The plain language and the context of these regulations demonstrate that they establish criteria to be used
by the I.G. in making exclusion determinations. The regulations neither state nor suggest that they
establish standards for review of exclusions' reasonableness by administrative law judges. 7/ Furthermore,
as I held in Herlich and Willig, if the Part 1001 regulations were held to establish criteria for review of
exclusions, they would render meaningless the new Part 1005 regulations, which establish procedures
governing hearings for parties excluded under section 1128. I am not prepared to find that the rights
established under Part 1005 are hollow.

As I observed in both Herlich and Willig, the Departmental Appeals Board, including its administrative
law judges, is the Secretary's delegate for purposes of interpreting the Act and its implementing
regulations. Decisions by the Board's appellate panels and administra-tive law judges which interpret the
Act and set forth standards for administrative review of exclusion determinations are therefore the
Secretary's final interpretation of the Act. Herlich at 15; Willig at 20. The Secretary may publish
regulations which overrule his interpretations of the Act. However, as I held in Herlich and Willig, that
would require an unambiguous statement of intent, particularly where the interpreta-tions at issue hold that
Congress conferred specific rights on excluded parties.
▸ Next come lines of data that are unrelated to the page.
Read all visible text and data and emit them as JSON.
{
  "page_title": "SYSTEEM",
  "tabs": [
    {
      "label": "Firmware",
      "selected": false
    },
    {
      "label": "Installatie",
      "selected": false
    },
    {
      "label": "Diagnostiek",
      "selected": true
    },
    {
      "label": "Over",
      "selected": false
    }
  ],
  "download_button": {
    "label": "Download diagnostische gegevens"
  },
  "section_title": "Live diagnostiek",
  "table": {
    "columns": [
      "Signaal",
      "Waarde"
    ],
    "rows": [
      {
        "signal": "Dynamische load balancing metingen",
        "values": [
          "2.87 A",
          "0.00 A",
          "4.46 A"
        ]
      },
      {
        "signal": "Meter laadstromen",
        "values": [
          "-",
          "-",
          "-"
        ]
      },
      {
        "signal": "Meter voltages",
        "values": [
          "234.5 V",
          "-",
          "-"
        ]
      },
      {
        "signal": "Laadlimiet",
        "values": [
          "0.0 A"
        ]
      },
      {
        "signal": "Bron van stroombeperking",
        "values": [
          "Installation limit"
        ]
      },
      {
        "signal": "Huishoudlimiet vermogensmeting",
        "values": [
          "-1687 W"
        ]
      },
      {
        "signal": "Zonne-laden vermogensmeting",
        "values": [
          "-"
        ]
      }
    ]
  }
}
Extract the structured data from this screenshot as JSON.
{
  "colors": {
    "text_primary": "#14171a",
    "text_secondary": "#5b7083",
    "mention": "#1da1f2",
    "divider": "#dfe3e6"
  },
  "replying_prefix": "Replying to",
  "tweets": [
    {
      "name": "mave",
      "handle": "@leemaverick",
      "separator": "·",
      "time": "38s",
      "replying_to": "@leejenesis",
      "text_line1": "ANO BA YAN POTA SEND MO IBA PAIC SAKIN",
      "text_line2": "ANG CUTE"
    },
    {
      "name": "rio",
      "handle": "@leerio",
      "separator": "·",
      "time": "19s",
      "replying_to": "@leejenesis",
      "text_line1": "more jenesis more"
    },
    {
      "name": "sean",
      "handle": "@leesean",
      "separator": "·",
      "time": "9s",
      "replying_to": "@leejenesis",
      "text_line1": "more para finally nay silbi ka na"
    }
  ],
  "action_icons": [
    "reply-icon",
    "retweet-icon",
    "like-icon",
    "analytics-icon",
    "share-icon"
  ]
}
Had the Secretary intended that the Part 1001 regulations establish criteria which extinguished a party's
right to a de novo hearing, or the right to have the exclusion measured against the Act's remedial criteria,
he would have said so explicitly. He could have published a regulation in either Part 1001 or Part 1005 of
the new regulations which stated such an intent. By the same token, the Secretary could have published a
comment to the regulations which plainly established the Part 1001 regulations as criteria for deciding the
reasonableness of exclusions at the hearing level. It is significant that the Secretary did none of the
foregoing, especially in light of the plain and unambiguous language of the new regulations, and the
equally plain and unambiguous decisions by the Board's appellate panels which establish the standard of
review for deciding whether exclusions are reasonable.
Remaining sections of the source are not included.